En un plano simbólico, el mandato revela una profunda lección ética: no se debe privar al que produce del disfrute de los beneficios derivados de su esfuerzo. Se trata de un principio que trasciende lo agrícola y lo religioso para insertarse en el campo de la filosofía moral, la teoría del trabajo y, en sentido amplio, en la construcción de un orden social justo. El hecho de que se prohíba colocar un bozal al animal que trilla encierra un reconocimiento al vínculo entre trabajo y dignidad: el trabajador —ya sea humano o, en el sentido literal, el animal— no puede ser visto meramente como un instrumento de producción, sino como un ser que merece respeto, cuidado y retribución.
Desde la óptica de la justicia distributiva, esta máxima se adelanta a lo que siglos después sería la doctrina moderna de los derechos laborales. Reconoce, en términos embrionarios, el principio de proporcionalidad entre esfuerzo y beneficio, según el cual quien contribuye al bien común debe participar en los frutos del mismo. Privar de ese derecho es generar un doble perjuicio: por un lado, se desincentiva el trabajo, y por otro, se erosiona la moral social que descansa en la confianza de que el esfuerzo recibirá su justa recompensa.
El pasaje bíblico, en consecuencia, no solo contiene una norma práctica de trato hacia los animales de labor, sino también una metáfora que la tradición judeocristiana transformó en regla ética universal: quien trabaja tiene derecho a ser estimulado, no a ser reprimido; a ser reconocido, no a ser invisibilizado. Desde un enfoque sociopolítico, ello implica que el diseño de las instituciones y políticas públicas debe orientarse a generar mecanismos de estímulo y reconocimiento para quienes sostienen con su esfuerzo el aparato productivo y social.
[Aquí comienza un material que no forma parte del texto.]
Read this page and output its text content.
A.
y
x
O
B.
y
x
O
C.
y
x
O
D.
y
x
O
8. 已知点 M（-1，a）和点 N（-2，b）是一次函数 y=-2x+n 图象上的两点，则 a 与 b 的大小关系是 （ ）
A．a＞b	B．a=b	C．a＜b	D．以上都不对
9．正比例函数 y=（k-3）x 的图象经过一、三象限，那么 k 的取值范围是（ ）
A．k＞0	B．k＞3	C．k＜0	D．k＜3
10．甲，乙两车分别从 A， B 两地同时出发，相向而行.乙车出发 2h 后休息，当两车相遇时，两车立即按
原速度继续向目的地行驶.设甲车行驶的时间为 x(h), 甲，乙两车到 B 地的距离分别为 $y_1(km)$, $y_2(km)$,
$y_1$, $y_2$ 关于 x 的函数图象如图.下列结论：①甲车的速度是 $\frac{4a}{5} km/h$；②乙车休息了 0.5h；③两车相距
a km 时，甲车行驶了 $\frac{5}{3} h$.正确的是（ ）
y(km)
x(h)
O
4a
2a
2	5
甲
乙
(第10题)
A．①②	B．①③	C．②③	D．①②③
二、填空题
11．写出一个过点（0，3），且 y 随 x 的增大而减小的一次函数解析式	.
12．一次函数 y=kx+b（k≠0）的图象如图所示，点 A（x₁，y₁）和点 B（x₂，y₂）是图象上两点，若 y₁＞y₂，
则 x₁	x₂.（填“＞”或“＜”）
En caso contrario, se corre el riesgo de socavar la productividad, la cohesión y la justicia social.
En la dimensión psicológica y motivacional, la enseñanza es igualmente profunda. El trabajo humano, al igual que la labor del buey que trilla, no puede florecer bajo condiciones de desmotivación o de represión. El estímulo y el reconocimiento constituyen motores fundamentales para la creatividad, la perseverancia y la excelencia en el desempeño. Una sociedad que “bozalea” a sus trabajadores, profesionales, intelectuales o artistas, negándoles la justa valoración de su esfuerzo, siembra inevitablemente frustración, apatía y desencanto.
Por tanto, el principio implícito en “No pondrás bozal al buey que trilla” es un llamado atemporal a la justicia, a la ética del reconocimiento y al respeto de la dignidad inherente al trabajo. Lejos de ser una disposición arcaica limitada al ámbito agrícola, constituye una enseñanza que anticipa nociones modernas de derechos laborales, justicia distributiva y motivación social. Reconocer y recompensar el esfuerzo no es un acto de generosidad, sino de justicia. El trabajador —como el buey que trilla— no puede ser visto únicamente como un medio de producción; debe ser respetado como sujeto de derechos y de dignidad.
En conclusión, esta expresión bíblica encierra una filosofía del trabajo y de la justicia que conserva plena vigencia. Al exhortar a no “poner bozal al buey que trilla”, se nos recuerda que el verdadero progreso de una sociedad depende de su capacidad para reconocer, estimular y recompensar el esfuerzo de quienes la hacen posible. Allí donde este principio se respeta, florece la productividad y la cohesión social; allí donde se viola, impera la desmoralización y el estancamiento.